Product– 7th Sea
System-7th Sea 2nd Edition
Producer-Chaosium
Price– $18 here https://www.drivethrurpg.com/product/185462/7th-Sea-Core-Rulebook-Second-Edition?src=hottest_filtered&filters=10101_0_0_0_0?affiliate_id=658618
TL; DR-Great if you like story, bad if you need hard rules. 90%
Basics-It’s a Pirate’s life for me! 7th Sea is an RPG set in a world on the cusp of the age of exploration after a massive civil war in fantasy not-Europe. Also key to this game is its unique approach to combat and mechanics. Let’s dive into this one.
Base mechanics and rounds-Each scene in the game is divided into action and dramatic scenes. Action scenes are high octane events where characters fight to the death against other humans or monsters! Dramatic scenes are slower time periods where players may try to sway the king in a debate or sail a ship across the sea. But, unlike most games where you choose an action, know your dice, and roll to see if it happens, in both scenes, you say exactly what you want to do. THEN the GM says what attributes and skill you must use. You then take a total of 10-sided dice equal to the sum of that attribute and skill and roll them. This is where the game becomes interesting and extremely different. you can use one or more dice that add up to 10 and that counts as a raise. Each raise is one action you can do in the scene. Then, the GM will describe the scene where the main goals are, side goals are, possible hazards, and if any timed events are. You can can do exactly what you said you were going to do each turn with the person with the most raises going once first and continuing until his or her raises equal another player. If you want to do something you didn’t ask the GM to do at the start, it uses two raises. Want to hurt a guy? One raise does one damage. Want to rifle through the desk? One raise. It very simple and very fast.

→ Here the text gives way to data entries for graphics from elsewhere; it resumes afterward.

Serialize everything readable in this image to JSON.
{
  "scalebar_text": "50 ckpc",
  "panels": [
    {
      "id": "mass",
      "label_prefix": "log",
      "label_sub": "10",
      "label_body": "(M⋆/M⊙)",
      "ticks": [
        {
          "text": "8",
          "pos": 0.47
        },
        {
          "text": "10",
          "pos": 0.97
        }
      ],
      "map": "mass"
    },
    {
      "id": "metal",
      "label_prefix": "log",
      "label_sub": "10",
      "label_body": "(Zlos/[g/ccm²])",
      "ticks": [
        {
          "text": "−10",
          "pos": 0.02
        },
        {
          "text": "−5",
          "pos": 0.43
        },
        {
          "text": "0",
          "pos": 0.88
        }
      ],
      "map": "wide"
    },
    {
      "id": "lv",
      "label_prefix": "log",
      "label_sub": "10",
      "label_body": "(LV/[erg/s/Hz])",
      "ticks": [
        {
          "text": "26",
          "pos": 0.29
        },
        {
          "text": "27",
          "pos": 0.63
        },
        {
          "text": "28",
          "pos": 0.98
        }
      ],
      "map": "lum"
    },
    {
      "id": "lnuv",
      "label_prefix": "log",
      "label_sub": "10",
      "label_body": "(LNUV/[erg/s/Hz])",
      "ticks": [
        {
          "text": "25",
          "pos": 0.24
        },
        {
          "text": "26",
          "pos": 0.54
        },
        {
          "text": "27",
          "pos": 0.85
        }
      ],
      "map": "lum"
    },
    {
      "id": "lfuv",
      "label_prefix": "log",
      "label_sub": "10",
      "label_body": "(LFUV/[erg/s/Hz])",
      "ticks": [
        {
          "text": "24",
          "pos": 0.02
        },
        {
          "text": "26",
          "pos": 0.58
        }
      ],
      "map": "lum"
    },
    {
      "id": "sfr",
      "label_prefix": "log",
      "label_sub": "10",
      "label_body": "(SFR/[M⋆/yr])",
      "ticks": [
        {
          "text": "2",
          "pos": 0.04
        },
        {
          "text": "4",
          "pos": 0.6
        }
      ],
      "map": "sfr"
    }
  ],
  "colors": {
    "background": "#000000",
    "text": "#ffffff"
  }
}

Base monsters and humans are part of brute squads that do damage equal to the number left in a brute squad with numbers ranging from 1 to 10 numbers per squad. Named monsters and NPCs are treated just like characters and rolling dice just the same.
Advancement-Characters advance via completing story steps. These are amazingly subjective, but that’s an integral part of this RPG. Every story step is one advancement and different things like skills and advantages require different advancement costs.
Magic-It wouldn’t be fantasy if the game didn’t have magic. Magic is an advantage you can take like any other, but the different flavors of magic color your use. Some are things that require a sacrifice. Some require a code of conduct, and some require you to build up a pool of tokens that counter your ability to do things but hurt the enemy. It’s an interesting take on the use of magic, providing a diverse set of subsystems that don’t break the game in their implementation.
Mechanics or Crunch-Overall, 7th age plays quickly, but it’s VERY loose. That’s its goal, but it’s so loose my players had major trouble with the game. One player couldn’t comprehend that he could just see the hidden stuff by spending a raise. Upon being told he already rolled he rolled again and asked what it meant. It’s a HARD shift for a murderhobo to join a story RPG. I like it, but even I would like some more explanation to some of the more fluffy rules built into the system. Nothing here is bad, but it is a game that needs more than just a few quick half page explanations to show how it works. 4.25/5
Theme or Fluff-7th Sea is an amazing world. It’s fully filled out and well developed. It’s a place with lots of stories to tell as well as a lot of places to explore. It’s got everything the age of exploration needs and all the fantasy that your average Pirates of the Carabean movie needs to tell epic high seas fantasies. 5/5
Execution– PDF? Check! Hyperlinked? CHECK! Great layout and ease of readability? CHECK! What do I want? Well, honestly more. It’s a pretty short PDF and the fluff part of the story is well defined. That fills my soul with happy. What isn’t well defined is how to play. It took me way too long to see that your raises were your initiative and how you spent them one to one. I’ve read a few of these books, so I feel that’s a bit on this book. But then again, this is a solid paradigm shift. This ISN’T just reskinned DnD, so your traditional frame of reference if you came in as a solid d20 player isn’t as useful as you may think. If you get used to thinking outside the box, you will be fine, but if you need hand holding like I do during my transition from DnD to story RPG, you might get lost a bit in this book’s flow. 4.25/5
Summary– 7th Sea is a fun story game with less crunch than I’m used to. My wife loved it and gravitated to it easily. My other gaming friends couldn’t handle the story based shift. That’s the major take away-if you want more baked in story, this is the game for you. If you need more solid crunch in your game, then maybe give this one a pass. The book is solid, if you can handle the stuff it leaves out because it’s not important. If you need those pieces, then maybe just play DnD on a pirate ship. But if you can get into the flow of a story game and handle most of the game being hand-waved away because those parts are honestly not part of the story, this is a fantastic take on the pirate fantasy RPG. 90%
From your description, if you have played the Legend of the 5 Rings RPG, it will be a broadly familiar system, if not a familiar setting.
Honestly, that’s pretty fair. More narrative focused with action that isnt roll to do, but tell me something cool.